Наконец все уселись за стол, кроме Мери, которая продолжала жарить на плите пирожки и подавала их на стол, когда они принимали коричневато-золотистый цвет — признак того, что они готовы.
Рахиль никогда не казалась такой блаженно-счастливой, как теперь, сидя во главе стола. В ее манере передавать блюдо с пирожками или чашку кофе было что-то такое материнское и сердечное, что, казалось, она одухотворяла предлагаемые ею пищу и питье.
Джорджу в первый раз в жизни приходилось сидеть, как равному, за одним столом с белыми; поэтому вначале он чувствовал себя несколько неловко, но через минуту эта неловкость прошла под влиянием простой сердечной теплоты присутствующих.
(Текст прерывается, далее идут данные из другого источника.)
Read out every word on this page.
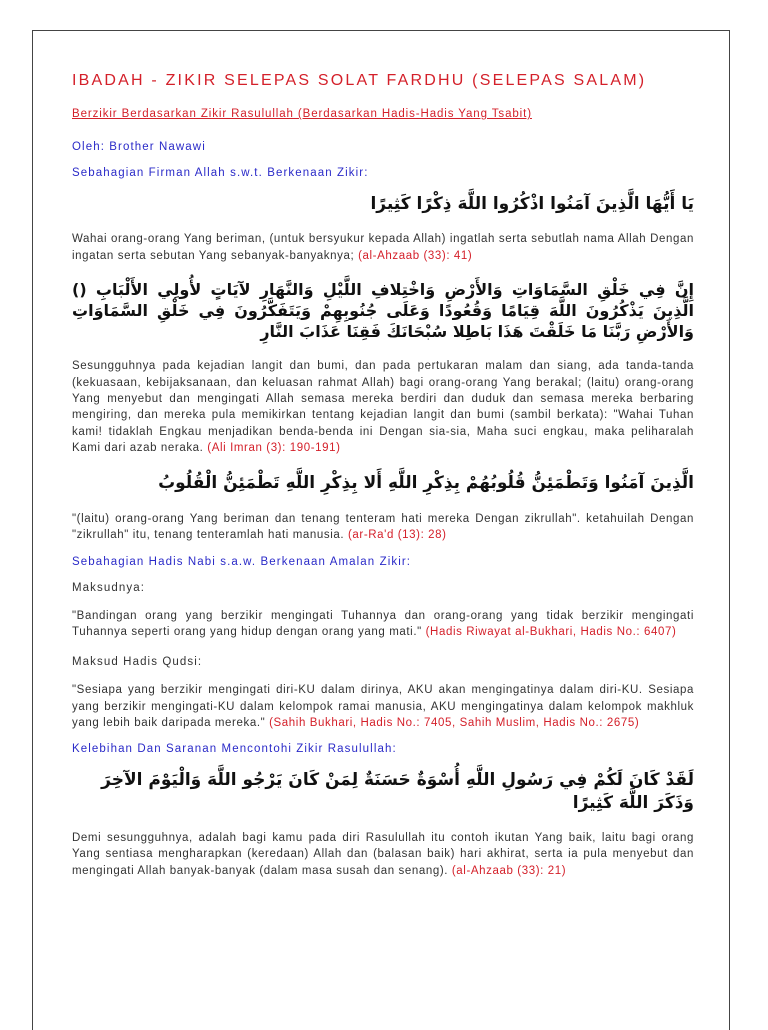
IBADAH - ZIKIR SELEPAS SOLAT FARDHU (SELEPAS SALAM)
Berzikir Berdasarkan Zikir Rasulullah (Berdasarkan Hadis-Hadis Yang Tsabit)
Oleh: Brother Nawawi
Sebahagian Firman Allah s.w.t. Berkenaan Zikir:
يَا أَيُّهَا الَّذِينَ آمَنُوا اذْكُرُوا اللَّهَ ذِكْرًا كَثِيرًا

Wahai orang-orang Yang beriman, (untuk bersyukur kepada Allah) ingatlah serta sebutlah nama Allah Dengan ingatan serta sebutan Yang sebanyak-banyaknya; (al-Ahzaab (33): 41)

إِنَّ فِي خَلْقِ السَّمَاوَاتِ وَالأَرْضِ وَاخْتِلافِ اللَّيْلِ وَالنَّهَارِ لآيَاتٍ لأُولِي الأَلْبَابِ () الَّذِينَ يَذْكُرُونَ اللَّهَ قِيَامًا وَقُعُودًا وَعَلَى جُنُوبِهِمْ وَيَتَفَكَّرُونَ فِي خَلْقِ السَّمَاوَاتِ وَالأَرْضِ رَبَّنَا مَا خَلَقْتَ هَذَا بَاطِلا سُبْحَانَكَ فَقِنَا عَذَابَ النَّارِ

Sesungguhnya pada kejadian langit dan bumi, dan pada pertukaran malam dan siang, ada tanda-tanda (kekuasaan, kebijaksanaan, dan keluasan rahmat Allah) bagi orang-orang Yang berakal; (laitu) orang-orang Yang menyebut dan mengingati Allah semasa mereka berdiri dan duduk dan semasa mereka berbaring mengiring, dan mereka pula memikirkan tentang kejadian langit dan bumi (sambil berkata): "Wahai Tuhan kami! tidaklah Engkau menjadikan benda-benda ini Dengan sia-sia, Maha suci engkau, maka peliharalah Kami dari azab neraka. (Ali Imran (3): 190-191)

الَّذِينَ آمَنُوا وَتَطْمَئِنُّ قُلُوبُهُمْ بِذِكْرِ اللَّهِ أَلا بِذِكْرِ اللَّهِ تَطْمَئِنُّ الْقُلُوبُ

"(laitu) orang-orang Yang beriman dan tenang tenteram hati mereka Dengan zikrullah". ketahuilah Dengan "zikrullah" itu, tenang tenteramlah hati manusia. (ar-Ra'd (13): 28)

Sebahagian Hadis Nabi s.a.w. Berkenaan Amalan Zikir:
Maksudnya:

"Bandingan orang yang berzikir mengingati Tuhannya dan orang-orang yang tidak berzikir mengingati Tuhannya seperti orang yang hidup dengan orang yang mati." (Hadis Riwayat al-Bukhari, Hadis No.: 6407)

Maksud Hadis Qudsi:

"Sesiapa yang berzikir mengingati diri-KU dalam dirinya, AKU akan mengingatinya dalam diri-KU. Sesiapa yang berzikir mengingati-KU dalam kelompok ramai manusia, AKU mengingatinya dalam kelompok makhluk yang lebih baik daripada mereka." (Sahih Bukhari, Hadis No.: 7405, Sahih Muslim, Hadis No.: 2675)

Kelebihan Dan Saranan Mencontohi Zikir Rasulullah:
لَقَدْ كَانَ لَكُمْ فِي رَسُولِ اللَّهِ أُسْوَةٌ حَسَنَةٌ لِمَنْ كَانَ يَرْجُو اللَّهَ وَالْيَوْمَ الآخِرَ وَذَكَرَ اللَّهَ كَثِيرًا

Demi sesungguhnya, adalah bagi kamu pada diri Rasulullah itu contoh ikutan Yang baik, laitu bagi orang Yang sentiasa mengharapkan (keredaan) Allah dan (balasan baik) hari akhirat, serta ia pula menyebut dan mengingati Allah banyak-banyak (dalam masa susah dan senang). (al-Ahzaab (33): 21)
Это былдомашний очаг— слова, значение которых Джордж не знал до сих пор. С этой минуты вера в Бога и надежда на Провидение начали проникать в его душу, его недоверие к людям и атеистические сомнения исчезли, растаяли перед светом живого Евангелия, которым дышали окружающие его лица и о которых красноречиво говорили тысячи поступков доброжелательства и любви.
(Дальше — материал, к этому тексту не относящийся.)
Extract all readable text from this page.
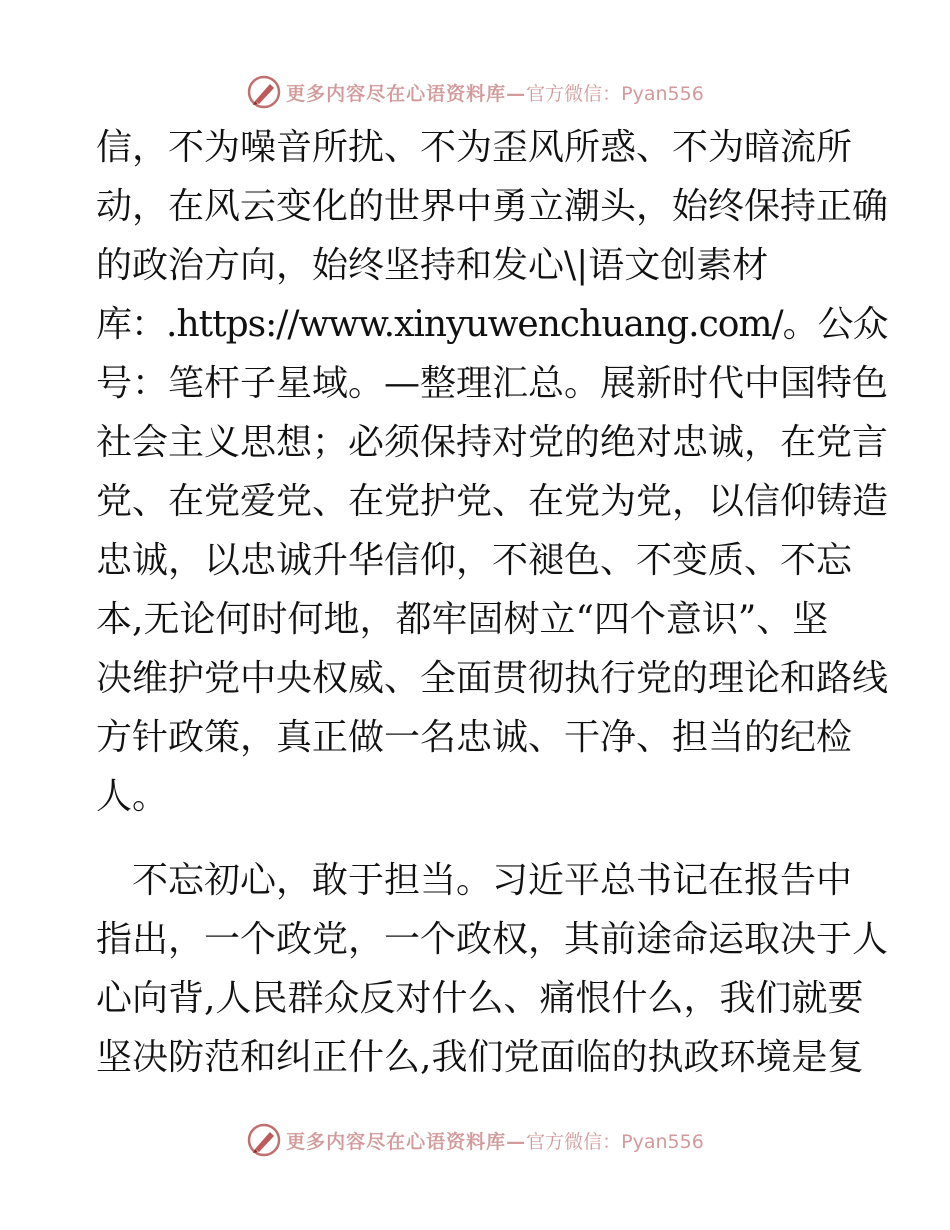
更多内容尽在心语资料库— 官方微信：Pyan556
信，不为噪音所扰、不为歪风所惑、不为暗流所
动，在风云变化的世界中勇立潮头，始终保持正确
的政治方向，始终坚持和发心\|语文创素材
库：.https://www.xinyuwenchuang.com/。公众
号：笔杆子星域。—整理汇总。展新时代中国特色
社会主义思想；必须保持对党的绝对忠诚，在党言
党、在党爱党、在党护党、在党为党，以信仰铸造
忠诚，以忠诚升华信仰，不褪色、不变质、不忘
本,无论何时何地，都牢固树立“四个意识”、坚
决维护党中央权威、全面贯彻执行党的理论和路线
方针政策，真正做一名忠诚、干净、担当的纪检
人。
　不忘初心，敢于担当。习近平总书记在报告中
指出，一个政党，一个政权，其前途命运取决于人
心向背,人民群众反对什么、痛恨什么，我们就要
坚决防范和纠正什么,我们党面临的执政环境是复
更多内容尽在心语资料库— 官方微信：Pyan556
— Отец, — сказал Симеон-младший, — а что будет, если тебя опять поймают?
— Я заплачу штраф, — спокойно ответил Симеон.
— А если тебя посадят в тюрьму?
— Разве вы с матерью не сумеете вести хозяйство на ферме? — сказал Симеон, улыбаясь.
— Мать может почти все делать, — ответил мальчик, — но разве не позорно издавать такие законы?
— Не надо дурно отзываться о своих правителях, — сказал твердо отец, — Господь дает нам земные блага для того, чтобы мы могли оказывать справедливость и милосердие; если наши правители требуют с нас за это платы, отдадим ее им.
— Я ненавижу рабовладельцев, — продолжил мальчик, забывая о христианском учении, как и всякий современный реформатор.
— Ты меня удивляешь, сын мой, — ответил Симеон, — твоя мать никогда тебе этого не внушала. Если бы Господь привел к моей двери рабовладельца в несчастии, я бы сделал для него то же, что и для невольника.
Симеон-младший густо покраснел, а мать только улыбнулась и сказала:
— Мой Симеон — хороший мальчик; погодите немного, когда он вырастет, он будет такой же, как и его отец.
— Надеюсь, дорогой сэр, вы не подвергаетесь никакой опасности из-за нас, — сказал тревожно Джордж.
— Не беспокойся, Джордж; ведь для этого мы и посланы в мир. Если бы мы не умели потерпеть за хорошее дело, мы бы не заслуживали названия христиан.
— Но я не могу допустить, чтобы вы пострадали ради меня, — сказал Джордж.
— Не бойся ничего, друг, мы делаем это не для тебя, но для Бога и человека, — ответил Симеон, — а теперь ты можешь провести спокойно этот день; в девять часов вечера Финеас Флетчер отвезет тебя и твоих до следующего пункта, преследователи близко гонятся за тобою, не надо терять времени.
— Если так, то зачем ждать до вечера? — спросил Джордж.
— Днем для тебя здесь нет никакой опасности; в колонии всякий тебе друг и все настороже и, кроме того, путешествовать ночью безопаснее.